FAVORITE BOOK ON THE SUBJECT OF FILM: 'Tough to narrow down, for sure, but I keep a copy of Negative Space at the ready at all times. It's a deep well, for a variety of reasons. The most obvious being: Manny Farber knew how to use a comma. (Cities of Words, by Stanley Cavell, is more of a book of philosophy, but it's hanging in tough; VF Perkins' Film as Film is indelible; Tarkovsky's Sculpting in Time was an eye-opener, if initially opaque as a motherfucker; and Agee on Film should be required reading for all aspiring critics, right? There's plenty more, but you asked for one, not five or six or twelve.)'

DESCRIBE THE FREQUENCY OF YOUR MOVIE WATCHING: 'I'd wager about 3-5 films a week. This fall, though, I spent a lot of time watching The Wire on DVD. Now that I'm caught up, I imagine the film-watching will pick up. At least, until the semester starts again. Then it'll probably be down to 3-4 a week. Also, I'd like to exercise again on a regular basis. Yeah, don't want to get too doughy sitting in the dark, staying up late eating cookies.'

'(1) I learned to stand still in front of a T-Rex. ("Ian, FREEZE!")
(2) I learned to never turn to the dark side. ("Always stay on the sunny side of life.")
(3) I learned how to love, err, lust after blondes. Especially when they look like Naomi Watts. (Sorry brunettes, I still love, err, lust after you, too. Especially when you look like Penelope Cruz.).

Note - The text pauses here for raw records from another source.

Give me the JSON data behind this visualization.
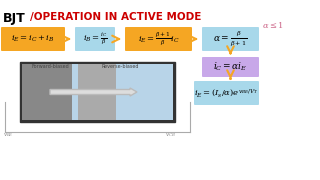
{
  "title_bjt": "BJT",
  "title_rest": "/OPERATION IN ACTIVE MODE",
  "bg_color": "#ffffff",
  "orange_color": "#F5A623",
  "light_blue_color": "#A8D8EA",
  "purple_color": "#C8A8E9",
  "box1_text": "$i_E = i_C + i_B$",
  "box2_text": "$i_B = \\frac{i_C}{\\beta}$",
  "box3_text": "$i_E = \\frac{\\beta+1}{\\beta}i_C$",
  "box4_text": "$\\alpha = \\frac{\\beta}{\\beta+1}$",
  "box5_text": "$i_C = \\alpha i_E$",
  "box6_text": "$i_E = (I_s/\\alpha)e^{v_{BE}/V_T}$",
  "alpha_note": "$\\alpha \\leq 1$",
  "arrow_color": "#F5A623"
}
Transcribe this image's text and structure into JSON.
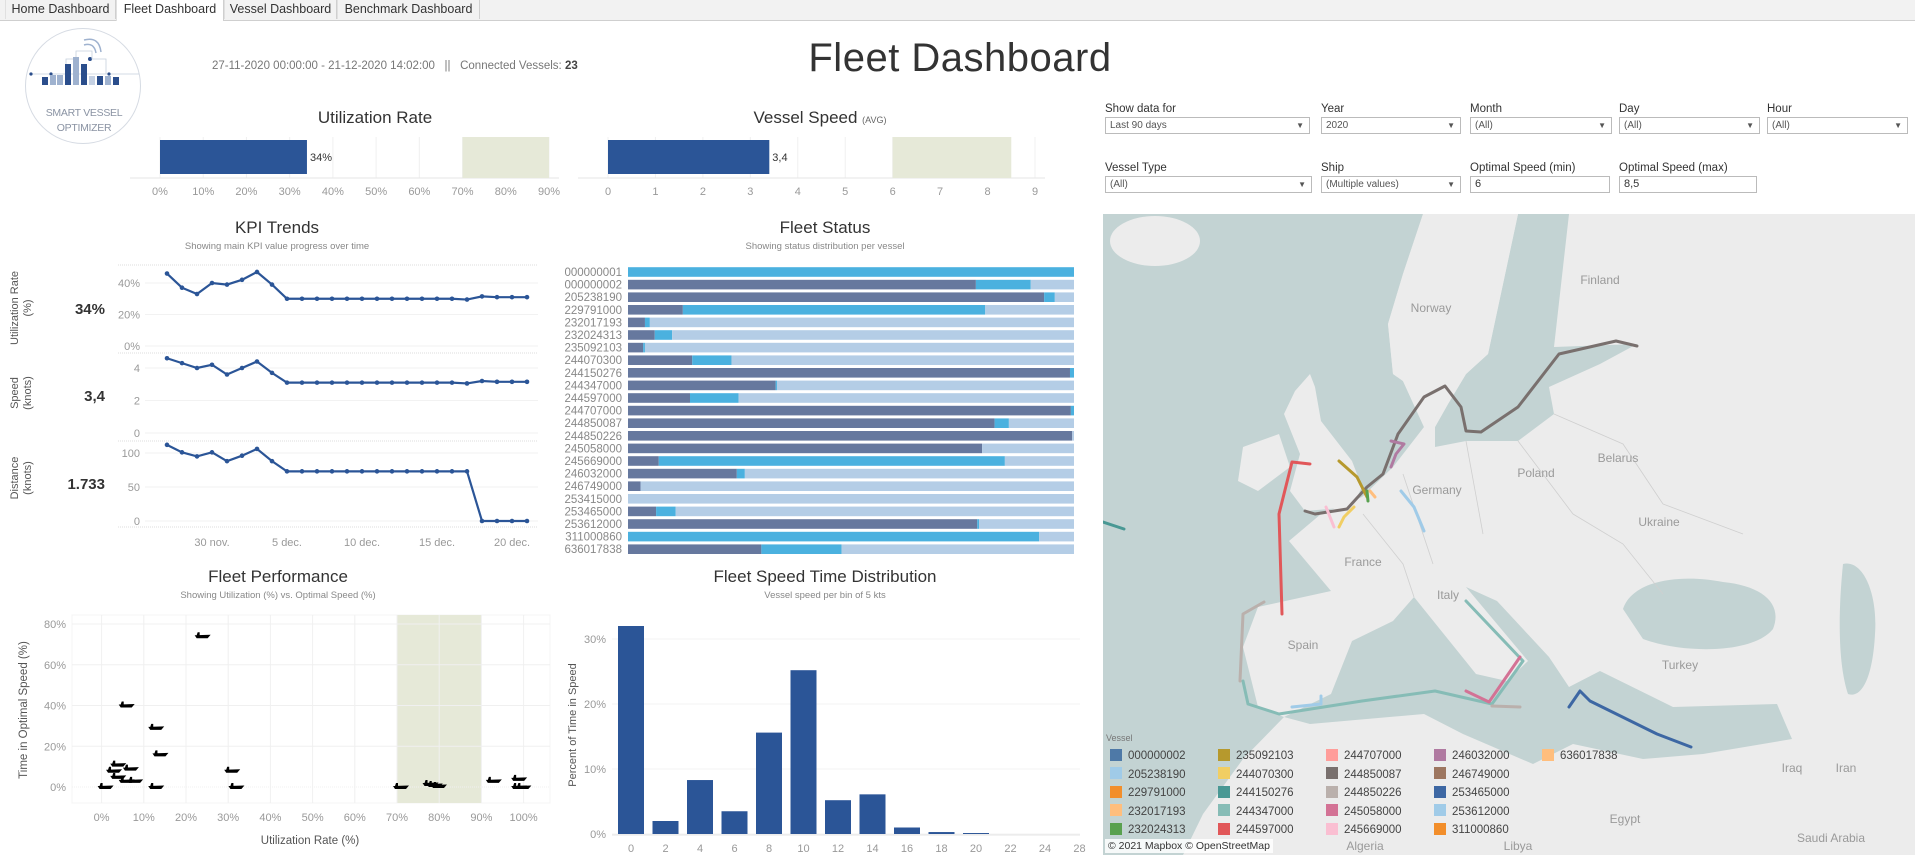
{
  "tabs": [
    {
      "label": "Home Dashboard",
      "active": false
    },
    {
      "label": "Fleet Dashboard",
      "active": true
    },
    {
      "label": "Vessel Dashboard",
      "active": false
    },
    {
      "label": "Benchmark Dashboard",
      "active": false
    }
  ],
  "header": {
    "logo_line1": "SMART VESSEL",
    "logo_line2": "OPTIMIZER",
    "date_range": "27-11-2020 00:00:00 - 21-12-2020 14:02:00",
    "separator": "||",
    "connected_label": "Connected Vessels:",
    "connected_count": "23",
    "title": "Fleet Dashboard"
  },
  "filters": [
    {
      "label": "Show data for",
      "value": "Last 90 days",
      "type": "dropdown"
    },
    {
      "label": "Year",
      "value": "2020",
      "type": "dropdown"
    },
    {
      "label": "Month",
      "value": "(All)",
      "type": "dropdown"
    },
    {
      "label": "Day",
      "value": "(All)",
      "type": "dropdown"
    },
    {
      "label": "Hour",
      "value": "(All)",
      "type": "dropdown"
    },
    {
      "label": "Vessel Type",
      "value": "(All)",
      "type": "dropdown"
    },
    {
      "label": "Ship",
      "value": "(Multiple values)",
      "type": "dropdown"
    },
    {
      "label": "Optimal Speed (min)",
      "value": "6",
      "type": "input"
    },
    {
      "label": "Optimal Speed (max)",
      "value": "8,5",
      "type": "input"
    }
  ],
  "colors": {
    "primary_bar": "#2b5597",
    "target_band": "#e6e9d8",
    "status_dark": "#66789e",
    "status_mid": "#4bb1df",
    "status_light": "#b4cde6",
    "sea": "#c3d3d3",
    "land": "#ececec"
  },
  "chart_data": [
    {
      "id": "utilization",
      "type": "bar",
      "title": "Utilization Rate",
      "value": 34,
      "value_label": "34%",
      "target_range": [
        70,
        90
      ],
      "xlim": [
        0,
        90
      ],
      "ticks": [
        "0%",
        "10%",
        "20%",
        "30%",
        "40%",
        "50%",
        "60%",
        "70%",
        "80%",
        "90%"
      ]
    },
    {
      "id": "vessel_speed",
      "type": "bar",
      "title": "Vessel Speed",
      "title_suffix": "(AVG)",
      "value": 3.4,
      "value_label": "3,4",
      "target_range": [
        6,
        8.5
      ],
      "xlim": [
        0,
        9
      ],
      "ticks": [
        "0",
        "1",
        "2",
        "3",
        "4",
        "5",
        "6",
        "7",
        "8",
        "9"
      ]
    },
    {
      "id": "kpi_trends",
      "type": "line",
      "title": "KPI Trends",
      "subtitle": "Showing main KPI value progress over time",
      "x": [
        "2020-11-27",
        "2020-11-28",
        "2020-11-29",
        "2020-11-30",
        "2020-12-01",
        "2020-12-02",
        "2020-12-03",
        "2020-12-04",
        "2020-12-05",
        "2020-12-06",
        "2020-12-07",
        "2020-12-08",
        "2020-12-09",
        "2020-12-10",
        "2020-12-11",
        "2020-12-12",
        "2020-12-13",
        "2020-12-14",
        "2020-12-15",
        "2020-12-16",
        "2020-12-17",
        "2020-12-18",
        "2020-12-19",
        "2020-12-20",
        "2020-12-21"
      ],
      "x_ticks": [
        {
          "index": 3,
          "label": "30 nov."
        },
        {
          "index": 8,
          "label": "5 dec."
        },
        {
          "index": 13,
          "label": "10 dec."
        },
        {
          "index": 18,
          "label": "15 dec."
        },
        {
          "index": 23,
          "label": "20 dec."
        }
      ],
      "panels": [
        {
          "axis_title": "Utilization Rate (%)",
          "kpi_value": "34%",
          "ylim": [
            0,
            40
          ],
          "y_ticks": [
            {
              "v": 0,
              "label": "0%"
            },
            {
              "v": 20,
              "label": "20%"
            },
            {
              "v": 40,
              "label": "40%"
            }
          ],
          "values": [
            46,
            37,
            33,
            40,
            39,
            42,
            47,
            39,
            30,
            30,
            30,
            30,
            30,
            30,
            30,
            30,
            30,
            30,
            30,
            30,
            29.5,
            31.5,
            31,
            31,
            31
          ]
        },
        {
          "axis_title": "Speed (knots)",
          "kpi_value": "3,4",
          "ylim": [
            0,
            4
          ],
          "y_ticks": [
            {
              "v": 0,
              "label": "0"
            },
            {
              "v": 2,
              "label": "2"
            },
            {
              "v": 4,
              "label": "4"
            }
          ],
          "values": [
            4.6,
            4.3,
            4.0,
            4.2,
            3.6,
            4.0,
            4.4,
            3.7,
            3.1,
            3.1,
            3.1,
            3.1,
            3.1,
            3.1,
            3.1,
            3.1,
            3.1,
            3.1,
            3.1,
            3.1,
            3.05,
            3.2,
            3.15,
            3.15,
            3.15
          ]
        },
        {
          "axis_title": "Distance (knots)",
          "kpi_value": "1.733",
          "ylim": [
            0,
            100
          ],
          "y_ticks": [
            {
              "v": 0,
              "label": "0"
            },
            {
              "v": 50,
              "label": "50"
            },
            {
              "v": 100,
              "label": "100"
            }
          ],
          "values": [
            112,
            101,
            95,
            101,
            88,
            96,
            106,
            88,
            73,
            73,
            73,
            73,
            73,
            73,
            73,
            73,
            73,
            73,
            73,
            73,
            73,
            0,
            0,
            0,
            0
          ]
        }
      ]
    },
    {
      "id": "fleet_status",
      "type": "bar",
      "stacked": true,
      "orientation": "horizontal",
      "title": "Fleet Status",
      "subtitle": "Showing status distribution per vessel",
      "categories": [
        "000000001",
        "000000002",
        "205238190",
        "229791000",
        "232017193",
        "232024313",
        "235092103",
        "244070300",
        "244150276",
        "244347000",
        "244597000",
        "244707000",
        "244850087",
        "244850226",
        "245058000",
        "245669000",
        "246032000",
        "246749000",
        "253415000",
        "253465000",
        "253612000",
        "311000860",
        "636017838"
      ],
      "series": [
        {
          "values": [
            0,
            78,
            93.3,
            12.3,
            3.8,
            6.0,
            3.4,
            14.4,
            99.1,
            33.1,
            13.9,
            99.3,
            82.2,
            99.6,
            79.4,
            6.9,
            24.4,
            2.8,
            0,
            6.3,
            78.3,
            0,
            29.9
          ]
        },
        {
          "values": [
            100,
            12.3,
            2.4,
            67.8,
            1.1,
            3.9,
            0.4,
            8.8,
            0.9,
            0.3,
            10.9,
            0.7,
            3.2,
            0,
            0,
            77.6,
            1.8,
            0,
            0,
            4.4,
            0.4,
            92.2,
            18.0
          ]
        },
        {
          "values": [
            0,
            9.7,
            4.3,
            19.9,
            95.1,
            90.1,
            96.2,
            76.8,
            0,
            66.6,
            75.2,
            0,
            14.6,
            0.4,
            20.6,
            15.5,
            73.8,
            97.2,
            100,
            89.3,
            21.3,
            7.8,
            52.1
          ]
        }
      ]
    },
    {
      "id": "fleet_performance",
      "type": "scatter",
      "title": "Fleet Performance",
      "subtitle": "Showing Utilization (%) vs. Optimal Speed (%)",
      "xlabel": "Utilization Rate (%)",
      "ylabel": "Time in Optimal Speed (%)",
      "xlim": [
        0,
        100
      ],
      "ylim": [
        0,
        80
      ],
      "x_ticks": [
        "0%",
        "10%",
        "20%",
        "30%",
        "40%",
        "50%",
        "60%",
        "70%",
        "80%",
        "90%",
        "100%"
      ],
      "y_ticks": [
        "0%",
        "20%",
        "40%",
        "60%",
        "80%"
      ],
      "target_range_x": [
        70,
        90
      ],
      "marker": "ship-icon",
      "points": [
        [
          0,
          0
        ],
        [
          2,
          8
        ],
        [
          3,
          11
        ],
        [
          3,
          5
        ],
        [
          5,
          3
        ],
        [
          5,
          40
        ],
        [
          6,
          9
        ],
        [
          7,
          3
        ],
        [
          12,
          29
        ],
        [
          13,
          16
        ],
        [
          12,
          0
        ],
        [
          23,
          74
        ],
        [
          30,
          8
        ],
        [
          31,
          0
        ],
        [
          70,
          0
        ],
        [
          77,
          1.5
        ],
        [
          78,
          1
        ],
        [
          79,
          0.5
        ],
        [
          92,
          3
        ],
        [
          98,
          4
        ],
        [
          98,
          0
        ],
        [
          99,
          0
        ]
      ]
    },
    {
      "id": "speed_distribution",
      "type": "bar",
      "title": "Fleet Speed Time Distribution",
      "subtitle": "Vessel speed per bin of 5 kts",
      "ylabel": "Percent of Time in Speed",
      "xlabel": "",
      "x_ticks": [
        "0",
        "2",
        "4",
        "6",
        "8",
        "10",
        "12",
        "14",
        "16",
        "18",
        "20",
        "22",
        "24",
        "28"
      ],
      "categories": [
        0,
        2,
        4,
        6,
        8,
        10,
        12,
        14,
        16,
        18,
        20
      ],
      "values": [
        32.0,
        2.0,
        8.3,
        3.5,
        15.6,
        25.2,
        5.2,
        6.1,
        1.0,
        0.3,
        0.15
      ],
      "ylim": [
        0,
        33
      ],
      "y_ticks": [
        {
          "v": 0,
          "label": "0%"
        },
        {
          "v": 10,
          "label": "10%"
        },
        {
          "v": 20,
          "label": "20%"
        },
        {
          "v": 30,
          "label": "30%"
        }
      ]
    }
  ],
  "map": {
    "country_labels": [
      "Finland",
      "Norway",
      "Poland",
      "Belarus",
      "Germany",
      "Ukraine",
      "France",
      "Italy",
      "Spain",
      "Turkey",
      "Algeria",
      "Libya",
      "Egypt",
      "Iraq",
      "Iran",
      "Saudi Arabia"
    ],
    "legend_title": "Vessel",
    "legend": [
      {
        "label": "000000002",
        "color": "#4e79a7"
      },
      {
        "label": "205238190",
        "color": "#a0cbe8"
      },
      {
        "label": "229791000",
        "color": "#f28e2b"
      },
      {
        "label": "232017193",
        "color": "#ffbe7d"
      },
      {
        "label": "232024313",
        "color": "#59a14f"
      },
      {
        "label": "235092103",
        "color": "#b6992d"
      },
      {
        "label": "244070300",
        "color": "#f1ce63"
      },
      {
        "label": "244150276",
        "color": "#499894"
      },
      {
        "label": "244347000",
        "color": "#86bcb6"
      },
      {
        "label": "244597000",
        "color": "#e15759"
      },
      {
        "label": "244707000",
        "color": "#ff9d9a"
      },
      {
        "label": "244850087",
        "color": "#79706e"
      },
      {
        "label": "244850226",
        "color": "#bab0ac"
      },
      {
        "label": "245058000",
        "color": "#d37295"
      },
      {
        "label": "245669000",
        "color": "#fabfd2"
      },
      {
        "label": "246032000",
        "color": "#b07aa1"
      },
      {
        "label": "246749000",
        "color": "#9d7660"
      },
      {
        "label": "253465000",
        "color": "#3d67a3"
      },
      {
        "label": "253612000",
        "color": "#a0cbe8"
      },
      {
        "label": "311000860",
        "color": "#f28e2b"
      },
      {
        "label": "636017838",
        "color": "#ffbe7d"
      }
    ],
    "attribution": "© 2021 Mapbox  © OpenStreetMap"
  }
}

Email DVD Panache if you are interested in being featured on Friday Screen Test.


Ryland Walker Knight said...

Thanks, Adam, for having me. These are always fun to read -- especially since I forgot about a lot of my answers. Be well.

Anonymous said...

Hey Ry,

For the record: your Mom and I took you to see ET at the drive-in when you were three weeks old. Your first movie theater excursion was between 3 and 4, on of the family matinees at the Grand Lake Theatre in Oakland: Robin Williams in Altman's POPEYE. Your second trip to the movies was GHOSTBUSTERS, which scared you too much. Alway regret that.